Ça commence mal pour Philippe Mountbatten. Il pensait épouser une femme. Il se retrouve au bras d’une Reine. Et affublé du galon falot de « Prince Consort » - prince qu’on sort, un peu comme un corgi en laisse.
Devoir s’agenouiller aux pieds de son épouse sous des millions de regards pour lui faire allégeance. Sortir toujours après elle, afin que les photographes ne flashent que sa Majesté, pas les simples mortels. De quoi vous broyer un ego en moins de deux. Pourtant, ça fait 65 ans que ça dure. Comment Elisabeth a-t-elle négocié pour que son homme tienne si longtemps dans l’ombre ?
Bien sûr, il y a les petits arrangements pour faire passer la pilule. Saisir la moindre occasion de le valoriser. Le laisser vous inviter au resto même si vous gagnez 2 fois plus que lui, ou aménager le budget pour qu’il ait l’impression d’assumer les postes vitaux façon chasseur de mammouth, dixit les psy spécialistes de la question.
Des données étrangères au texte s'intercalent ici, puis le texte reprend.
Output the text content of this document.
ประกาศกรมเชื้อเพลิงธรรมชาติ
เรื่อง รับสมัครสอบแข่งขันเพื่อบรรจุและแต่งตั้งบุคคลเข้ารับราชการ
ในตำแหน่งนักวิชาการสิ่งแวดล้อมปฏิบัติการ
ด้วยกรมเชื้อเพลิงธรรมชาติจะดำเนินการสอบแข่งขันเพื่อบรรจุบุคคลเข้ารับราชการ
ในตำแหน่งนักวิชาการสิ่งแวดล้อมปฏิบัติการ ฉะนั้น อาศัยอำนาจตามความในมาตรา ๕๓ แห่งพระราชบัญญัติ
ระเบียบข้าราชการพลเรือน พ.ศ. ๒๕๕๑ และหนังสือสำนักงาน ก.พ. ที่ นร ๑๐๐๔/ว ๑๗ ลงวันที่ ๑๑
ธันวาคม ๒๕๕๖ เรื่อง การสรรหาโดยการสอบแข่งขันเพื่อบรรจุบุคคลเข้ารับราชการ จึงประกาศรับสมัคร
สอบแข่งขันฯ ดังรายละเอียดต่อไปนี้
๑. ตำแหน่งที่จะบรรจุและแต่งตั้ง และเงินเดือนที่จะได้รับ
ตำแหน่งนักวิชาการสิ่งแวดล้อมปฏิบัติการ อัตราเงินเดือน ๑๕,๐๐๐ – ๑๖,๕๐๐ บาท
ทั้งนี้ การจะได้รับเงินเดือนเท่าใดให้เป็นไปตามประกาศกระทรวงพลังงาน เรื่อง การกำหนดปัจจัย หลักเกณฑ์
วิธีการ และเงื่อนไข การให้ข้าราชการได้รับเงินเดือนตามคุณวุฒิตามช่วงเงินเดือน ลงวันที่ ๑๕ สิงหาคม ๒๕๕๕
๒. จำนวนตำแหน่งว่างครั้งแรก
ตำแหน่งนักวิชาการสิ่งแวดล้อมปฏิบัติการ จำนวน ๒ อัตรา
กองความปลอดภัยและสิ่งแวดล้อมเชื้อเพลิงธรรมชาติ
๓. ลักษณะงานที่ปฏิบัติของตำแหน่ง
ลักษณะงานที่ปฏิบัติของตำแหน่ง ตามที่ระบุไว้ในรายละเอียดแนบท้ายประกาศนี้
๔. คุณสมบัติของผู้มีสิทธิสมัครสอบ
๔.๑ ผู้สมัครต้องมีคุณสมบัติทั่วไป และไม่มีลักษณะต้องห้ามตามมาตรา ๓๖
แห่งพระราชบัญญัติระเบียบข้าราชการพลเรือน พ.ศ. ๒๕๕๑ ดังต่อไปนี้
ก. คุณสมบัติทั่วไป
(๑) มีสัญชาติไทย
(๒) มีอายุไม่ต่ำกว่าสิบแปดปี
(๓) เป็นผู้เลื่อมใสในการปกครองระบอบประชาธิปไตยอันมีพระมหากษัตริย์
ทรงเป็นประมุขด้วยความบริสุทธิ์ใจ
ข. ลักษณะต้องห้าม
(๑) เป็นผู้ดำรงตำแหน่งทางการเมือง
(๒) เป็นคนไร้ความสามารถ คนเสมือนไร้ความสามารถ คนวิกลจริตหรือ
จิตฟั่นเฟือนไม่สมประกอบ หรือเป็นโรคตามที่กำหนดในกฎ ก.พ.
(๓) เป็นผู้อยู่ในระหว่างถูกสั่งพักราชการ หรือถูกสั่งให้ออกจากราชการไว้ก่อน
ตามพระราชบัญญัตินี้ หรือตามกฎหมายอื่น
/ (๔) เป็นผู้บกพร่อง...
Le vrai problème, et la vraie solution pour vivre sans frustration les différences sociales dans le couple, se jouent bien en amont : dans l’éducation, qui cultive encore les stéréotypes de genre. L’écrivaine nigériane star Chimamanda Adichie met magistralement le doigt dessus dans sa conférence Ted à 2M de vues : « On dit aux filles Tu peux avoir de l’ambition mais pas trop, pour ne pas menacer les hommes. Et les garçons se retrouvent sous pression d’endosser une virilité hard qui masque leurs vraies aspirations. ». Idem dans le mariage, qui alimente la pression sur les hommes par un vocabulaire de la possession, pas du partenariat (le typique “je te prends pour épouse”). Impériale, Chimamanda nous donne ses tips quotidiens pour rectifier le tir à long terme : côté éducation, insister systématiquement sur les capacités réelles et personnelles de l’enfant que ce soit à l’école ou à la maison, jamais sur le genre ; quand on sort à deux, ne pas en laisser passer une (si le serveur remercie monsieur du pourboire alors que c’est vous qui l’avez laissé, le faire remarquer ; et vice versa) ; dans le couple, choisir soigneusement ses mots, pour instaurer une culture du partenariat plutôt que de la possession ou du compromis. Son féminisme pragmatique et radieux libère autant les femmes de leurs rôles que les hommes. Philippe adorerait, for sure.